Following a fact-finding tour by 25 international experts to China’s hardest hit-areas in February, WHO’s Bruce Aylward, who led the delegation, painted a highly flattering portrait of Beijing’s response. “Its hospitals looked better than some I see here in Switzerland,” Aylward told the New York Times. “We’d ask, ‘How many ventilators do you have?’ They’d say ‘50.’”
Michael Collins, a research associate for Asia studies at the Council on Foreign Relations, described the report as a “fusion of science and politics.” The report’s science, he said, tracks with what he knows about the course of the pandemic. But it makes a political judgement about the effectiveness of the Chinese response that “does not strike me as connected with reality. It strikes me that WHO is really doing a good job of refurbishing China’s image.”
Collins, who studied at Peking University, also challenged Aylward’s characterization of China’s state-of-the-art medical facilities, recalling long lines and inadequate services and equipment at one of the most prestigious academic institutes in the country. “Anyone who lives there knows that the last place you want to go to in China is a Chinese hospital,” Collins said.
“There is a certain disconnect to WHO statements,” noted Lawrence Gostin, the director of the O’Neill Institute for National and Global Health Law at Georgetown’s University’s law school, noting that the health agency has ditched its traditional defense of human rights and press freedom in dealing with China. “It has praised China, saying the China model should be copied globally,” he added. “Yet it has recommended against travel restrictions in all other countries.”
But Gostin and other experts concede that Tedros and other top WHO leaders are in a difficult spot, balancing competing interests and trying to keep their clout in China, one of the organization’s largest and most influential members. “Tedros is in a very difficult position. And the truth is that WHO rarely criticizes countries that are at the epicenter of a pandemic,” Gostin said.
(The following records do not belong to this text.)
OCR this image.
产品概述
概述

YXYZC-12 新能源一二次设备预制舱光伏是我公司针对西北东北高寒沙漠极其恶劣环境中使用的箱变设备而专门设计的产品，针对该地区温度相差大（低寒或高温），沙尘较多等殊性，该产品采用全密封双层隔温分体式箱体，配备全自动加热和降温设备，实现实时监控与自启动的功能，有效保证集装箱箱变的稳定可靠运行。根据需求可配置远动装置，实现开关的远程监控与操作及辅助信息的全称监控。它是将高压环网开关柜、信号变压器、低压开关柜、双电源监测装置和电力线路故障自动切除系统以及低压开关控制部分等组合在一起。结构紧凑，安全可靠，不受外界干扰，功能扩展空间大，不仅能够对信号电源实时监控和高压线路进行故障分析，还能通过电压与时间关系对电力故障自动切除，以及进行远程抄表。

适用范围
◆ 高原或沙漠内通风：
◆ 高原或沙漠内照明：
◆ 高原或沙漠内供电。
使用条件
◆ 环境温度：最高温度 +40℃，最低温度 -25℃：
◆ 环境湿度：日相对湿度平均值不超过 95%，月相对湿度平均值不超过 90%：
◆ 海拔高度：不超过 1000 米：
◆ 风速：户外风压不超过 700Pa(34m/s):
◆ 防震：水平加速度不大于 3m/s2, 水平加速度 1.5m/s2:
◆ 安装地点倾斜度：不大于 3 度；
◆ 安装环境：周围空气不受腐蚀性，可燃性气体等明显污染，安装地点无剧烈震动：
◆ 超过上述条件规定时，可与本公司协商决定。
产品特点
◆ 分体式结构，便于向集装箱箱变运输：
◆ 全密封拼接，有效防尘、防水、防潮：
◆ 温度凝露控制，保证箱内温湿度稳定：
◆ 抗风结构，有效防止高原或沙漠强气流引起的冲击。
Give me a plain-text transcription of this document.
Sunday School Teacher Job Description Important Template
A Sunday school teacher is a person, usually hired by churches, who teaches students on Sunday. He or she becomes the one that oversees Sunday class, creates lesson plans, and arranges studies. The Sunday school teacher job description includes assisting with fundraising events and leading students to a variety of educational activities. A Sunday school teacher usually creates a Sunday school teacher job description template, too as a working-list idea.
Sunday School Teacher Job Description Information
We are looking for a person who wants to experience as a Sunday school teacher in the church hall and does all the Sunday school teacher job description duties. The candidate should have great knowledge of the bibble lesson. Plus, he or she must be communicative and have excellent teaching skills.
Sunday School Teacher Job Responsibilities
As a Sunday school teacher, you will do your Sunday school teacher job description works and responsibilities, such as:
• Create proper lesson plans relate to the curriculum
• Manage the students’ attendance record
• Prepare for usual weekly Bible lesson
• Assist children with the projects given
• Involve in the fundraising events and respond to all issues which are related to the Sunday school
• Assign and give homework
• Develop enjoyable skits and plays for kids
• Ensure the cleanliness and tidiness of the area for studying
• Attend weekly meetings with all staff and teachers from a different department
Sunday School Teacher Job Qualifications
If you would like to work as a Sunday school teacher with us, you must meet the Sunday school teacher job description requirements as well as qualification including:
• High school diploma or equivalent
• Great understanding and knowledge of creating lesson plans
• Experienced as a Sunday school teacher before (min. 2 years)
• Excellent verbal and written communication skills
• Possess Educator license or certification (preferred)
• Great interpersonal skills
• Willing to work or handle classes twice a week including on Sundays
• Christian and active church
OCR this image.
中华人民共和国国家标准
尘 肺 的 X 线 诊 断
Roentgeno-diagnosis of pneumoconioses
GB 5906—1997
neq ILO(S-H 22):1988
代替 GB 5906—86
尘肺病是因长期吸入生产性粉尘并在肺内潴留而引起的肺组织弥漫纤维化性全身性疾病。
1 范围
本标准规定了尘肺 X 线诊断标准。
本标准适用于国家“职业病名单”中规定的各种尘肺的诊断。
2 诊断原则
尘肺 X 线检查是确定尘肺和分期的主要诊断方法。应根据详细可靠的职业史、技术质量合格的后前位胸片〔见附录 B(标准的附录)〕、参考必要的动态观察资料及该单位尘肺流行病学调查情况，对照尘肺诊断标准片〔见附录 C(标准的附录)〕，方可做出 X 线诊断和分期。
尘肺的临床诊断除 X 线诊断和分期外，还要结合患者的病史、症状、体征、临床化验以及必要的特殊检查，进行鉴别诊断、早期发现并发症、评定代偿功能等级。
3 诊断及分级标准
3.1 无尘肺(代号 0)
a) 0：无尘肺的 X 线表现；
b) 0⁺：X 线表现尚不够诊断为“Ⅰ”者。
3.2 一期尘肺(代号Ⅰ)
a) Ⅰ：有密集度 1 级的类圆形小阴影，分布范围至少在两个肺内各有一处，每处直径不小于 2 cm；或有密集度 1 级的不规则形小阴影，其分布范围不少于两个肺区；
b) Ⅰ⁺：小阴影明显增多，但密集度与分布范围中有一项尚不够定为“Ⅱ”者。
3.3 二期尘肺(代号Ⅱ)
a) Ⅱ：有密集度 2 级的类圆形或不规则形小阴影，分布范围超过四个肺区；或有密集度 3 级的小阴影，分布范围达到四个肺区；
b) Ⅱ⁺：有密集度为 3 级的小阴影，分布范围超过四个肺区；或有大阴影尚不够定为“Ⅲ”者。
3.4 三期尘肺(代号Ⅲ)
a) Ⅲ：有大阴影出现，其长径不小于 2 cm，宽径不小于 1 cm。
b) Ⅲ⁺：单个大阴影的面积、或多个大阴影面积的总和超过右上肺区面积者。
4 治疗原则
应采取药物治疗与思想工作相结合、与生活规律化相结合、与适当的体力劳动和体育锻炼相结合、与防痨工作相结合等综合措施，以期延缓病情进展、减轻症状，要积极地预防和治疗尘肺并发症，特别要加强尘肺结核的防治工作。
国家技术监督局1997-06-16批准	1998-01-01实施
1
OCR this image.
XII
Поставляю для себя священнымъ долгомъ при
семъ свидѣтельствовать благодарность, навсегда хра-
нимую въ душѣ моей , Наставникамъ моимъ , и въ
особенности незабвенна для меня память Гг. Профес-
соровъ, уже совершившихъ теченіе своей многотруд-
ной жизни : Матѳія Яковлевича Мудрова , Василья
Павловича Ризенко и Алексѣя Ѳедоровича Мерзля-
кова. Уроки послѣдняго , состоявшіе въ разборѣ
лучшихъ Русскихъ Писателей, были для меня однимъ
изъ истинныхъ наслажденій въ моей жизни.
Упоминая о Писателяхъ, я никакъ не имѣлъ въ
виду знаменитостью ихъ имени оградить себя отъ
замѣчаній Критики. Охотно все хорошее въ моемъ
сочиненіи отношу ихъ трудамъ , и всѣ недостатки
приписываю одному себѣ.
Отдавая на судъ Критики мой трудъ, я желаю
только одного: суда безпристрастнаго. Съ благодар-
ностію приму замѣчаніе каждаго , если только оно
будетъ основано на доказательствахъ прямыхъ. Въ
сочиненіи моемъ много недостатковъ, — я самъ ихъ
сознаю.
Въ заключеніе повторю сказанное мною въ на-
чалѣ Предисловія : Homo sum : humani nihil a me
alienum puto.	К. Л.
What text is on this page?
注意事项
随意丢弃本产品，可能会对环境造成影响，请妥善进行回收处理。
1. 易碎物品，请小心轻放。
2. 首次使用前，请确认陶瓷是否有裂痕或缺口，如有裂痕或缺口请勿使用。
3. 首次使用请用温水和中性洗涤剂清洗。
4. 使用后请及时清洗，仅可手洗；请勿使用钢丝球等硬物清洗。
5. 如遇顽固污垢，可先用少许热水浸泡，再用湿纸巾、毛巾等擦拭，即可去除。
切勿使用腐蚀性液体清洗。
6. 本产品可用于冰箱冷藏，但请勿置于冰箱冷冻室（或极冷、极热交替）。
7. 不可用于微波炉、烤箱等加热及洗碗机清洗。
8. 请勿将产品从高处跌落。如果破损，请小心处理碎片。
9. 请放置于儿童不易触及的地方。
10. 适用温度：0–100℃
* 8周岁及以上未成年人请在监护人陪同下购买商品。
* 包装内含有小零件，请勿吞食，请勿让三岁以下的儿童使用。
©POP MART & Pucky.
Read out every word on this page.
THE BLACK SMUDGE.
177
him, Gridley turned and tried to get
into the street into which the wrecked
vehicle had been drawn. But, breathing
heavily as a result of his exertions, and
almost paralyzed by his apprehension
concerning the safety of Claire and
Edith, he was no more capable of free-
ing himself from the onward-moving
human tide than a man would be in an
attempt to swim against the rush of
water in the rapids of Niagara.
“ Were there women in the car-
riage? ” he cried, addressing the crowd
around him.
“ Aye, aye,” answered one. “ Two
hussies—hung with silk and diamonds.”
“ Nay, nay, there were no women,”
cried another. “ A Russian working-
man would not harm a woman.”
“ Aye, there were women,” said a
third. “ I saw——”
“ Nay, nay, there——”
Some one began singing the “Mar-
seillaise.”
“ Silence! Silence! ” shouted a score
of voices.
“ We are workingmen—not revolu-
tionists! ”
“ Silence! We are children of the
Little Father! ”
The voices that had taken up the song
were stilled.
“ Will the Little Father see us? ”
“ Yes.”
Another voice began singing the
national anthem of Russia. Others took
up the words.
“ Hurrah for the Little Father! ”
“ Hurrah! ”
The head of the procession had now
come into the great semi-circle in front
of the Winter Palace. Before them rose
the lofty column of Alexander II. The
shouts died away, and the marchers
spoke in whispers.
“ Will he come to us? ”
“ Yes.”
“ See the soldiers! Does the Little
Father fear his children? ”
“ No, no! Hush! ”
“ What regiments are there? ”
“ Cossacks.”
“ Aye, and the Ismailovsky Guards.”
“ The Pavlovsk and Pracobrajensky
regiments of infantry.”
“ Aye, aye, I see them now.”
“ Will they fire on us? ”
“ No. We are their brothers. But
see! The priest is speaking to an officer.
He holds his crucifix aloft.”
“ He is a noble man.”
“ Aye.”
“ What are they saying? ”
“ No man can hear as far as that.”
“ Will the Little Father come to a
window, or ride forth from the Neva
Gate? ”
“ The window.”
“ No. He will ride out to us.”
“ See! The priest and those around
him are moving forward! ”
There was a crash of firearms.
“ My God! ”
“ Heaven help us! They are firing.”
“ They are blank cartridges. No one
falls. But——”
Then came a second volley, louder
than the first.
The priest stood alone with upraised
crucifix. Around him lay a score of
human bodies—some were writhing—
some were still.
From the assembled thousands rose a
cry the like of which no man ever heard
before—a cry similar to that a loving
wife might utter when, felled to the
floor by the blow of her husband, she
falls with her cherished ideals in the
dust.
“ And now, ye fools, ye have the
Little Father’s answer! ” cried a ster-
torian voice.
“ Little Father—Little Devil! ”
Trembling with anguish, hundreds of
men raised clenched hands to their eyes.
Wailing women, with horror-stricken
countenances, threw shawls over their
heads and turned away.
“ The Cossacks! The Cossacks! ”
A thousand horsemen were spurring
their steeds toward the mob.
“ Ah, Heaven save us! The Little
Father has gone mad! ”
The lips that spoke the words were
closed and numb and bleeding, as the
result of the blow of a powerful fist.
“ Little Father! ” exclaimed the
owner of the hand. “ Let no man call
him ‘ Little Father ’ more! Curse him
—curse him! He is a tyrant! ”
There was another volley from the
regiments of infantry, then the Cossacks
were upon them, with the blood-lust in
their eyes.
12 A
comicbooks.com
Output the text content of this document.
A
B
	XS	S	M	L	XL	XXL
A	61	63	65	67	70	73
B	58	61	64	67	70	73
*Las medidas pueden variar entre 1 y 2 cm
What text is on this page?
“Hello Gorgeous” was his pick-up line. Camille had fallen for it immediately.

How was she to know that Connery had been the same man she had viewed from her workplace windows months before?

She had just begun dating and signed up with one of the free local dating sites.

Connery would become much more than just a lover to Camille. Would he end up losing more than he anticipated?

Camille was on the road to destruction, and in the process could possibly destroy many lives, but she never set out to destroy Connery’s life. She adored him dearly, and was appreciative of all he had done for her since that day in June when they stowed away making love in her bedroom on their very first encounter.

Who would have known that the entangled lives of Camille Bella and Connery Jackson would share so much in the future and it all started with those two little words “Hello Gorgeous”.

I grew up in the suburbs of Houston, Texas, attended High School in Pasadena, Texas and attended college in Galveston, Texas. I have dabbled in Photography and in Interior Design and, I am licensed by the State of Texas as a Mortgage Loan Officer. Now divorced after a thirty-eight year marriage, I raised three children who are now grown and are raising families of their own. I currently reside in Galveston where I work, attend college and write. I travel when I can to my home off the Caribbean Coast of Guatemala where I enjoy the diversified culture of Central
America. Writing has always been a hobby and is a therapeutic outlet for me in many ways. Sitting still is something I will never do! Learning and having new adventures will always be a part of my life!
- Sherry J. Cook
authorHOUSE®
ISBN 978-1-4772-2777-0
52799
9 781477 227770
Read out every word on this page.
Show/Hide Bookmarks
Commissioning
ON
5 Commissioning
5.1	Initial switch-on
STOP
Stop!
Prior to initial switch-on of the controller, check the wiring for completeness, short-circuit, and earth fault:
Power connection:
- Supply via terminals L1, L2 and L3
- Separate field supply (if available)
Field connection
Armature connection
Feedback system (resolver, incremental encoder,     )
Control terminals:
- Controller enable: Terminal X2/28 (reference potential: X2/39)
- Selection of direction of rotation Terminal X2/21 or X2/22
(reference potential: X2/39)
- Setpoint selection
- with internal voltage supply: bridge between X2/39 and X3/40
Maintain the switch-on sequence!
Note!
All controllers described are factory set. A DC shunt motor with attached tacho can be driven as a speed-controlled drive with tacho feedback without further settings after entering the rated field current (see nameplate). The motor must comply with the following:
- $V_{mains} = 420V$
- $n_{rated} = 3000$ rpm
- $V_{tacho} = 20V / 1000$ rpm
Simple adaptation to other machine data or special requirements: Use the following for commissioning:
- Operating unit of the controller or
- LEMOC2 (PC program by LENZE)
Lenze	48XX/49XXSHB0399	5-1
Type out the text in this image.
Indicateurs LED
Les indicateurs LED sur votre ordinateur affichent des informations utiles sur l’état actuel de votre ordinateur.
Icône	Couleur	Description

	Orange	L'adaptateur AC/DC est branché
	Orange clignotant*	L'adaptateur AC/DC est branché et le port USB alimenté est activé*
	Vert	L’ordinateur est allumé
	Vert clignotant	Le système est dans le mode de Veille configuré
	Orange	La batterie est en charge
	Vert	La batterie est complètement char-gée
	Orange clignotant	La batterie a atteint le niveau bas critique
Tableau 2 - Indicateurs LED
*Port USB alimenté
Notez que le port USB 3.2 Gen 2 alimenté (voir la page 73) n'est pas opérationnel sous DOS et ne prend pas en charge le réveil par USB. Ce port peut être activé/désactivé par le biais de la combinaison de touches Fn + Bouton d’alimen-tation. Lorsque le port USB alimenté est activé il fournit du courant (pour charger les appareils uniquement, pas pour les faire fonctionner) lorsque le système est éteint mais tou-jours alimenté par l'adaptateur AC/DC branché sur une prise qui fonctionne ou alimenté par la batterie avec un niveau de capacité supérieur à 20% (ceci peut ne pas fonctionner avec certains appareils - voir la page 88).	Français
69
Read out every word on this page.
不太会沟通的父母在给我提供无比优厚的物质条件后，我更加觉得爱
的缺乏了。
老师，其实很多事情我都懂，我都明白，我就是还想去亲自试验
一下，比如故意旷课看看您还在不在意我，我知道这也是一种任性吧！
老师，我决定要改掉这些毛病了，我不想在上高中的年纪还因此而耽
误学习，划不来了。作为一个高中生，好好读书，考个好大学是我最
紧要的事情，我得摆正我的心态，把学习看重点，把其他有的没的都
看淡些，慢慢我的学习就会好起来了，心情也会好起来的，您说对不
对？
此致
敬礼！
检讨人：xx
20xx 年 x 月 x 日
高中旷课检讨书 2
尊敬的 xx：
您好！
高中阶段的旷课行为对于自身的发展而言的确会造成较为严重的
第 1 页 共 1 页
Ultimately, some experts fear that Beijing and Washington’s tit-for-tat fight over the coronavirus could undercut the international institutions they established to fight epidemics of this scale.
“Not only the U.S. and China but all governments should really rise to the occasion and rise above the attempt to use this to fight each other but find ways to collaborate and cooperate,” said Hung Tran, a former senior International Monetary Fund official and senior fellow with the Atlantic Council. “Unfortunately, it doesn’t look like it is happening that way.”